Abstract

Abstract The Albanian state sanctioned after the Lushnja Congress in 1920 applied a liberal and wise policy to religious communities, aiming to create ethnic, social and national cohesion among the people through the recognition of the plurality of religious beliefs, their mutual respect, of correct relations with the state and the strengthening of national unity, according to the advanced conventions of modern European states. The new Albanian state committed itself to recognizing all the rights of religious communities in Albania so that they would normally practice their religious activity with all rituals and prayers according to their faith, dogmas, and sacred canons, enhancing spiritual influence in people. To provide legal support to four main religious communities - Muslim, Bektashi, Orthodox, and Catholic - the state sought the design and approval of the correspondent statutes of each religious community. The new political situation required that the new statutes include the need for the independence of religious communities from the type of their former legal structures and reports that they had under the Ottoman Empire. On the other hand, the Albanian state openly proclaimed its secular character in relation to religions.
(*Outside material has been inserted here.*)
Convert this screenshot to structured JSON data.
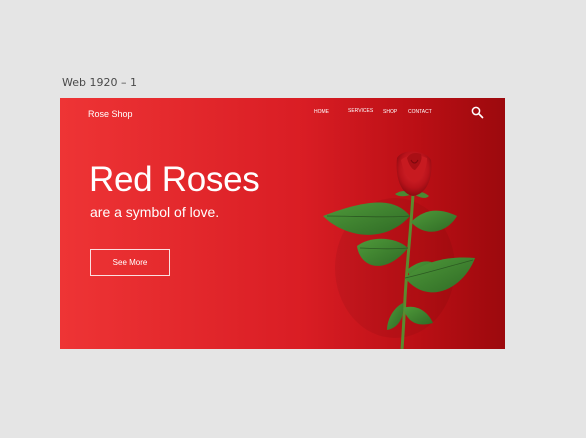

In the statutes of the four main religious communities, with their peculiarities, were included the rights and obligations to believers, the way of organizing hierarchy and clerical forums, the correct legal relations with the state, which ensured and guaranteed their normal functioning, education religious programs, schools at their various ranks, staff and administration, their wealth, their administration and publications, in order to realize the spiritual impacts and the educational power that religion aims to offers to the masses of believers (Albanian Encyclopaedia Dictionary, 2009).